The Cathode would become a “floating cathode”. The top wall of the chamber could be made with a thick circular plate of Teflon, for limited mechanical elasticity, covered by a plate of Alumina carrying as many “towers” as needed to hold as many cathode bars. The cathode bars would be made of thick tubing joined on top by the cathode joining ring, also made of tubing. On the ouside of the top wall we would have the electrical connections (negative) to each cathode tube. In addition half the cathode tubes would receive liquid coolant under pressure (non-toxic transformer oil). The coolant would reach the top cathode joining ring and tru it reach the other half of the cathode tubes which would then discharge the coolant back to the cooling system. Any convenient method could then be used to stabilize coolant temperature to the required value and perhaps obtain Energy Recovery.

For example a “solid” (no insulator) Beryllium Anode with a thermal length of 10 cm and with the tip at 1,100 °C (Berillium melting point 1287°C) will dissipate almost 5,5 kW if the cold end is kept at 10 °C. Thermal length measured from center length of Anode and cold end.
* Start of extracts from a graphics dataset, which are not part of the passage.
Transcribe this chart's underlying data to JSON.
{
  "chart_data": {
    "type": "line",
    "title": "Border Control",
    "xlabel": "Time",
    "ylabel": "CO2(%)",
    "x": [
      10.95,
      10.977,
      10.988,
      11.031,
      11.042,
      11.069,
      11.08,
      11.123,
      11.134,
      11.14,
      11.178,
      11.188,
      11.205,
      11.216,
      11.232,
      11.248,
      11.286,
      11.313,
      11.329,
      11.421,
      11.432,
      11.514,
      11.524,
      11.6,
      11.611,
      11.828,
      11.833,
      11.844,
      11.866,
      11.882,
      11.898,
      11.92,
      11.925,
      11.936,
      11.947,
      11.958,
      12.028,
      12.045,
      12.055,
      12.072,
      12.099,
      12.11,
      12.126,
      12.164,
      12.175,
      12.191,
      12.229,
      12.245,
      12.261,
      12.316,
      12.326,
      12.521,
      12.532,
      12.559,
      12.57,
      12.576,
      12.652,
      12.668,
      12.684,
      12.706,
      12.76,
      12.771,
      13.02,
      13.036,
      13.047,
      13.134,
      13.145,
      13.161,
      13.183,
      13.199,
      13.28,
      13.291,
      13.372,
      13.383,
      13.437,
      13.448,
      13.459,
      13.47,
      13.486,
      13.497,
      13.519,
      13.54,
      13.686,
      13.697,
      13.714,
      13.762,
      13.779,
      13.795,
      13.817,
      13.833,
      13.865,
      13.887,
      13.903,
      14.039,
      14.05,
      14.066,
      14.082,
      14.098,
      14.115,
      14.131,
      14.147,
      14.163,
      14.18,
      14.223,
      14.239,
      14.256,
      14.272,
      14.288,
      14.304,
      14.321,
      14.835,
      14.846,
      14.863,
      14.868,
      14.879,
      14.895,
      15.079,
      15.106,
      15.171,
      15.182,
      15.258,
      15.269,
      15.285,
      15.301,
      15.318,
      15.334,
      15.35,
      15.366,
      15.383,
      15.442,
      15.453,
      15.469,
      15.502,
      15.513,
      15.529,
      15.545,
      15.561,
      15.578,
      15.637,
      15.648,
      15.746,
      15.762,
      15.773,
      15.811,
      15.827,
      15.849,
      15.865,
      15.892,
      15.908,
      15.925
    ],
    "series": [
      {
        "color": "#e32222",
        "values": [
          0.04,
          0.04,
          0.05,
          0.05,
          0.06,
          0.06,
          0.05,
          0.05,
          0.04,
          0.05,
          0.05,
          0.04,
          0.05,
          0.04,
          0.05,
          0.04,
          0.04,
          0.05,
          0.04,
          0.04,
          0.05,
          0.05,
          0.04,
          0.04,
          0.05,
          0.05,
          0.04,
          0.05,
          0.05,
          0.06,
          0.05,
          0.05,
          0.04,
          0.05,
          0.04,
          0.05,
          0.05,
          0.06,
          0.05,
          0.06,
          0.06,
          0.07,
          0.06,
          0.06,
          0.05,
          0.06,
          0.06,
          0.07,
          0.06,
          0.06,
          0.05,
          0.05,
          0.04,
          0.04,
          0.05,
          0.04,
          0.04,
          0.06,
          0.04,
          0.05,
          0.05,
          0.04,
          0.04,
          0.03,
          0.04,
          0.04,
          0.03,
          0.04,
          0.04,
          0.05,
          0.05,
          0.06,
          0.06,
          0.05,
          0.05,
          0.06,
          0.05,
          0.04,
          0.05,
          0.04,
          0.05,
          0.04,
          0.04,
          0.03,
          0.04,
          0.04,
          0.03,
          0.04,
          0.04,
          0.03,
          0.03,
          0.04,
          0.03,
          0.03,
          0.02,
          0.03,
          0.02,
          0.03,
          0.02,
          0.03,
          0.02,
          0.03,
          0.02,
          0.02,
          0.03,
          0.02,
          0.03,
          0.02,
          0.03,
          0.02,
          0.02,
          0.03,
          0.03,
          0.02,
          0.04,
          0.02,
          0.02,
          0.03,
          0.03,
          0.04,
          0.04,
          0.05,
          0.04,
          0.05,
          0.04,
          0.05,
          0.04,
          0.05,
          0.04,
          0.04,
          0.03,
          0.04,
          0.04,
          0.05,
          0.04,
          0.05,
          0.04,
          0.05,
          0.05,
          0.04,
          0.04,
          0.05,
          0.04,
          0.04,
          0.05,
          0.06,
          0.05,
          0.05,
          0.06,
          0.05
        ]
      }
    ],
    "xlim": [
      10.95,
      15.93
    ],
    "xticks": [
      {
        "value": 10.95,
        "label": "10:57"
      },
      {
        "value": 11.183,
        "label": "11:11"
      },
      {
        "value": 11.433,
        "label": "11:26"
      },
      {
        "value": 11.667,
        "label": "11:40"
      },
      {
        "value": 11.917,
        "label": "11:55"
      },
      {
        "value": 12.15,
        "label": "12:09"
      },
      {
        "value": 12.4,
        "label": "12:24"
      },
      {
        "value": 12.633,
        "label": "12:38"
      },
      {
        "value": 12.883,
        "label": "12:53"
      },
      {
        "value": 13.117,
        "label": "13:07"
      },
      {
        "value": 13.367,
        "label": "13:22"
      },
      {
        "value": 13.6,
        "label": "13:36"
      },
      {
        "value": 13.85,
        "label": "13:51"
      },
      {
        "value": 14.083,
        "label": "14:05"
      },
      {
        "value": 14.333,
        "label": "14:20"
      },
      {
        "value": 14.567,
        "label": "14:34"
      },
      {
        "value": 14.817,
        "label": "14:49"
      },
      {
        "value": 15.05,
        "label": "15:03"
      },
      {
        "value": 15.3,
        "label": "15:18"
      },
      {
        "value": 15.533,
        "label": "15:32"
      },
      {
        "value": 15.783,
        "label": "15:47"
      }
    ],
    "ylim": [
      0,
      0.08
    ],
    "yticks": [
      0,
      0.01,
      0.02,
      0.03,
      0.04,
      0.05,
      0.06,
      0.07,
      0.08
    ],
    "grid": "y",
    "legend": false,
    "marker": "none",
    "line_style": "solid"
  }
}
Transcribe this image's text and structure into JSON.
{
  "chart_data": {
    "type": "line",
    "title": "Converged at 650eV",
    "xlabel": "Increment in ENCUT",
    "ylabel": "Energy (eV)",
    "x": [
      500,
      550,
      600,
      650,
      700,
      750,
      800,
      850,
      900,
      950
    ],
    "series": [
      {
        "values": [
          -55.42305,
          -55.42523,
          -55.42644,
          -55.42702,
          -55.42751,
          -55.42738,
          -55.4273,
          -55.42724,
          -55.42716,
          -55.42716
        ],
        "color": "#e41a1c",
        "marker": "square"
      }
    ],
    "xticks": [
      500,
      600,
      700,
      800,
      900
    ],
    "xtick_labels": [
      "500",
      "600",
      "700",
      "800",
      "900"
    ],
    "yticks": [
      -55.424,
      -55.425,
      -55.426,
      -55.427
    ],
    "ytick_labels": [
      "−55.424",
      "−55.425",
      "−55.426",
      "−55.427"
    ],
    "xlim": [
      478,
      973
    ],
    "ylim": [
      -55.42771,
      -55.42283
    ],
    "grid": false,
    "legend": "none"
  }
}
A single hollow Berillium Cathode bar with a wall thickness of 3 mm and a thermal length of 10 cm, if cooled by a suitable flow of oil at 100°C could be easily be kept at 600°C while dissipating heat in excess of 10 kW.

BORON DUST PROBLEM. My proposal is to employ an injector and a getter. The injector will be served by a calibrated injector pump which will deliver a metered quantity of Boron powder to the injector. This arrangement limits the quantity of Boron into the Chamber. The getter is a simple metal ring fitted near the inner bottom of the chamber connected thru an insulator to a low power positive HV supply (30 kV is a good guess). At the beginning of a discharge cycle the injector will supply the limited quantity of Boron powder. At the end of the ignition cycle and during recovery (say at plus 20 uS) the HV PSU will switch on and the getter will easily capture both Boron dust at zero charge from the Anode and at negative (residual charge) from the cathode. It should not be difficult to automatically recover Boron dust after a convenient number of cycles, because extra Boron dust will be localized at the bottom of the chamber.